1.suicide ideation: thought of engaging in suicide

2.suicide threat: allowing someone else to sense your behavior

3.instrumental suicidal behavioral: accidental damage

4.suicide attempt without injuries: non fatal outcome

5.suicide with injuries: self-inflicted, intention to kill w/ ineffective strategy

6.suicide: clear intention to kill.



Cutters usually have a type of insecure attachment [with parents]. Why do people cut? to leave some feeling; as an escape. We can be secretive when we are negative and that's what cutters are like, and many people that engage in self-injurious behavior do for intrapersonal reasons (secretly). I think that the therapist is making you play with playdough to relieve some distress perhaps? physical tension? it has to do with your urge to cut - she might be aware of this issue even though you might not have told her.

have you always been "emotionless?" if you used to filled with emotion, and suddenly changed or something, then it may be a symptom of something, like depression (which the therapist says not), or if you were always like this, then it may be due to your personality (shaped by your upbringing) which is generally not changeable (one type that describes emotionlessness is Schizoid PD i think..)



If your mother is schizoaffective, note some major risk factors of ppl who become suicide victims:

1.a mood disorder within family

2.conflicts w/ parents

3.some major loss, something that leads to a loss

4.successful suicide within extended family

5.poor problem solving

6.individual withdrawing from social support

6.risk takers, anger mangement problem, substance abuse



things that may protect you:

1.maintaining a social support system

2.maintain a degree of hope
?
2011-11-26 17:04:48 UTC
A few years ago, I had terrible suicidal thoughts. I would find no reason for me to live and make several plans of ways to kill myself. I would think that no one's life would change if I died, and that they'd forget about me quickly. I could not find anything worth living for. I have even attempted suicide on countless occasions, but in the end, was too scared to fall through.

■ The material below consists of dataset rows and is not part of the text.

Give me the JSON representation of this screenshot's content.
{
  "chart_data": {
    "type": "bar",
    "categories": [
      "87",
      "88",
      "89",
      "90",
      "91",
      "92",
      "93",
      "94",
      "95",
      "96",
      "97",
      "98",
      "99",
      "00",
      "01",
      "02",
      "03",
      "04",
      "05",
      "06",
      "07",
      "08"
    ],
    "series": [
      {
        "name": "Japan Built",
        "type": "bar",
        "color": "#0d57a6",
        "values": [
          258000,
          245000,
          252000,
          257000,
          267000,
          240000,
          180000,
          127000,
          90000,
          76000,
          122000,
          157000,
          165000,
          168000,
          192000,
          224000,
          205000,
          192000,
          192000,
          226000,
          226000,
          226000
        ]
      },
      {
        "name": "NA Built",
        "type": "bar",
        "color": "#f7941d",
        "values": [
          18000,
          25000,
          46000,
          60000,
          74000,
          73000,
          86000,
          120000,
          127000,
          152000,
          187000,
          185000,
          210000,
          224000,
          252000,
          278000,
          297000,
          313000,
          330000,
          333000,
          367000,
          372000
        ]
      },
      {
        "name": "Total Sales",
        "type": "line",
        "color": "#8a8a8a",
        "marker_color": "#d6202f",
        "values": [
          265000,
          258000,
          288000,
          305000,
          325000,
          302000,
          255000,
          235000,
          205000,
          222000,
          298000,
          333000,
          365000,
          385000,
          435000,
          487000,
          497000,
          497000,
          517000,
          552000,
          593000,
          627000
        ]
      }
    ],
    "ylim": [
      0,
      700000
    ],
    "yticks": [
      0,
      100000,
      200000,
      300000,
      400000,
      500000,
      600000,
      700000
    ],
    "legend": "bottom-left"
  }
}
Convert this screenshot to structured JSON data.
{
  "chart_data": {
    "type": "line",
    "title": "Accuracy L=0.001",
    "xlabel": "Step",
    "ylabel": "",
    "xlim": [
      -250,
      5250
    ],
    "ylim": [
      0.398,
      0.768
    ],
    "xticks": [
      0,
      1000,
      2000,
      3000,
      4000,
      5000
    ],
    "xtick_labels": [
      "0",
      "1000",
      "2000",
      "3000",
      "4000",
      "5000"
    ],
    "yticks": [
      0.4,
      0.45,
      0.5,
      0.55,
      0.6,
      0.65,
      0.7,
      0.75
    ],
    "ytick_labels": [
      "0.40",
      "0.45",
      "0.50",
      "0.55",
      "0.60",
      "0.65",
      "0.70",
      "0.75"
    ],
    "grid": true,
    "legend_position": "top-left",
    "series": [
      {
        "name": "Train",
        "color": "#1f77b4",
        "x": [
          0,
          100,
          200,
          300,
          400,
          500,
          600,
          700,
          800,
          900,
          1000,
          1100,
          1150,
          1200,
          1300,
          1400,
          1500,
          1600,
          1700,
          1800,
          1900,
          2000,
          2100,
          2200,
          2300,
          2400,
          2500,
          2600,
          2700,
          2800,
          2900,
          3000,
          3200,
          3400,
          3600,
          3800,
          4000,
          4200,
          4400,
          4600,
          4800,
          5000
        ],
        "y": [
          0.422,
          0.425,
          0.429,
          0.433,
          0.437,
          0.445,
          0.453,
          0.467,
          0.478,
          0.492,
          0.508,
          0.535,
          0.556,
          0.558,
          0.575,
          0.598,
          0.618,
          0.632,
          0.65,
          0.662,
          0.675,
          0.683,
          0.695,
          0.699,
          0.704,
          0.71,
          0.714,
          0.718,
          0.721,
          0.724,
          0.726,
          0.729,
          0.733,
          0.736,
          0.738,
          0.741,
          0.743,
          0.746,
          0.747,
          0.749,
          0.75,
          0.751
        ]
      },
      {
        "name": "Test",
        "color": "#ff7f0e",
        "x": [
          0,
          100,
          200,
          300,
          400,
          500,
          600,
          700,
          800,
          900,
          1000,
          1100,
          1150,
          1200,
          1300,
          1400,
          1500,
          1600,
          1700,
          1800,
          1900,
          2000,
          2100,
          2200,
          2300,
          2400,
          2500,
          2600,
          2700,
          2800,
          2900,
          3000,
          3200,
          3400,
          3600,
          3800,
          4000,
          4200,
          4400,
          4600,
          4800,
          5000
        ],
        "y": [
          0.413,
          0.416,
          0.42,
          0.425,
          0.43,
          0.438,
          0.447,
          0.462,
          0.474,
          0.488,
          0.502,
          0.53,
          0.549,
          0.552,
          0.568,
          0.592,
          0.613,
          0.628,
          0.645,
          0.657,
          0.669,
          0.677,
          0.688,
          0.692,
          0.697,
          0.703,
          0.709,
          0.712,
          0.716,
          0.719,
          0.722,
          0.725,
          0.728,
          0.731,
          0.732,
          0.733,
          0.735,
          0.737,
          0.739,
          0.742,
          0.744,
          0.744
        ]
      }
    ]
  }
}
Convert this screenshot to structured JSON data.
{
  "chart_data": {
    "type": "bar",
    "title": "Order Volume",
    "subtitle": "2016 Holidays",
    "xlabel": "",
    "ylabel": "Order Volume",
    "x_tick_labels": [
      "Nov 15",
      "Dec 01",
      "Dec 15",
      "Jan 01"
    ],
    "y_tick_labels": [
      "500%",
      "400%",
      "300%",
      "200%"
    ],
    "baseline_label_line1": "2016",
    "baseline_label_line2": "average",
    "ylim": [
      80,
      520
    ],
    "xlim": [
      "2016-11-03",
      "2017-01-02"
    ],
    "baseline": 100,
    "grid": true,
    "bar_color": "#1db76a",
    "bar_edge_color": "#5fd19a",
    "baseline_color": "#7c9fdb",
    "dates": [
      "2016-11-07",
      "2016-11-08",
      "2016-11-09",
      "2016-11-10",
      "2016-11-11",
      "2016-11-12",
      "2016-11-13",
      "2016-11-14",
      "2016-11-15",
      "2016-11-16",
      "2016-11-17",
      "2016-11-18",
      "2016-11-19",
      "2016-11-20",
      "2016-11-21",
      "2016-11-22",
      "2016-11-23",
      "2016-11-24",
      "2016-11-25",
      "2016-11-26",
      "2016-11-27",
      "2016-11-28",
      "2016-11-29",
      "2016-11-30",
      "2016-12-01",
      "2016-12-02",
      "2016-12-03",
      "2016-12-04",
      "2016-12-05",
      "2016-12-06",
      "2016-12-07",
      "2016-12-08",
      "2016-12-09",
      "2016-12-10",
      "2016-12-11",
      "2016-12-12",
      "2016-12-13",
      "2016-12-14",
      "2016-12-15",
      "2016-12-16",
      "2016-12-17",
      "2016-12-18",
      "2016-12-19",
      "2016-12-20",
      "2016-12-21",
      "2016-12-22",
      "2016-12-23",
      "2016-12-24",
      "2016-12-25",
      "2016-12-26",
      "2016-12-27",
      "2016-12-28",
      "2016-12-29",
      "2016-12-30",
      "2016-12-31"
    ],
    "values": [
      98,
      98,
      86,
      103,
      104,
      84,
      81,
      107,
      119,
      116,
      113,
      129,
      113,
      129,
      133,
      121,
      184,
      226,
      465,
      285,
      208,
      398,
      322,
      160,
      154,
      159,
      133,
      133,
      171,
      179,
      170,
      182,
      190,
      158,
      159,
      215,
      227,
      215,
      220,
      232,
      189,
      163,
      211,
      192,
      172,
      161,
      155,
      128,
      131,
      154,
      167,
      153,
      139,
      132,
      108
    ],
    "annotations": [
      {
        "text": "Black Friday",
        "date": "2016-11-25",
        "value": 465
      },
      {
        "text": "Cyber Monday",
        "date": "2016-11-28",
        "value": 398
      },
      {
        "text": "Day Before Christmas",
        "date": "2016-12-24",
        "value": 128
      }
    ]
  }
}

People who just offhandedly think, "Oh, I don't want to be alive anymore" and are fine the next day are not really having suicidal thoughts. Suicidal thoughts stay with you for a while.



The fact that you cut, are pretty emotionless, and lay with the ibuprofen (which would most likely not kill you, just make you sick) shows that you should probably get some help.
blogivator
2011-11-26 17:13:33 UTC
Having had them myself, this is what I wanted... a quick painless death that will not make a mess and be a lot of trouble for the people that have to clean up, or cause anyone to find me and have nightmares



I'm not sure I should write this here, but this was my thought.



A black bin bag over the head and a bullet through the temple... near a place where people are used to dealing with death, (not going to be specific here)



Strange how the mind works... and this what depression can do.



I assure you this is absolutely true.
Emily
2011-11-26 17:04:44 UTC
A suicidal thought is seriously considering killing yourself. Not "I wish I would die." it's thinking how you could kill yourself, what people would think, and such. For example. "I really hate my life. There's knives right over there that I could just stab myself with and end everything." and not just thinking it but greatly CONSIDERING it. It's hard to describe! Haha :) I don't know what schizoaffective means lol but I'm not sure your therapist is helping... I think you need a new therapist. And when/if you get a new therapist, you need to tell her/him about the cutting. I understand you don't want to but sweetie trust me it is EXTREMELY important that you do! Cutting yourself COULD lead to serious thoughts of suicide. So please consider.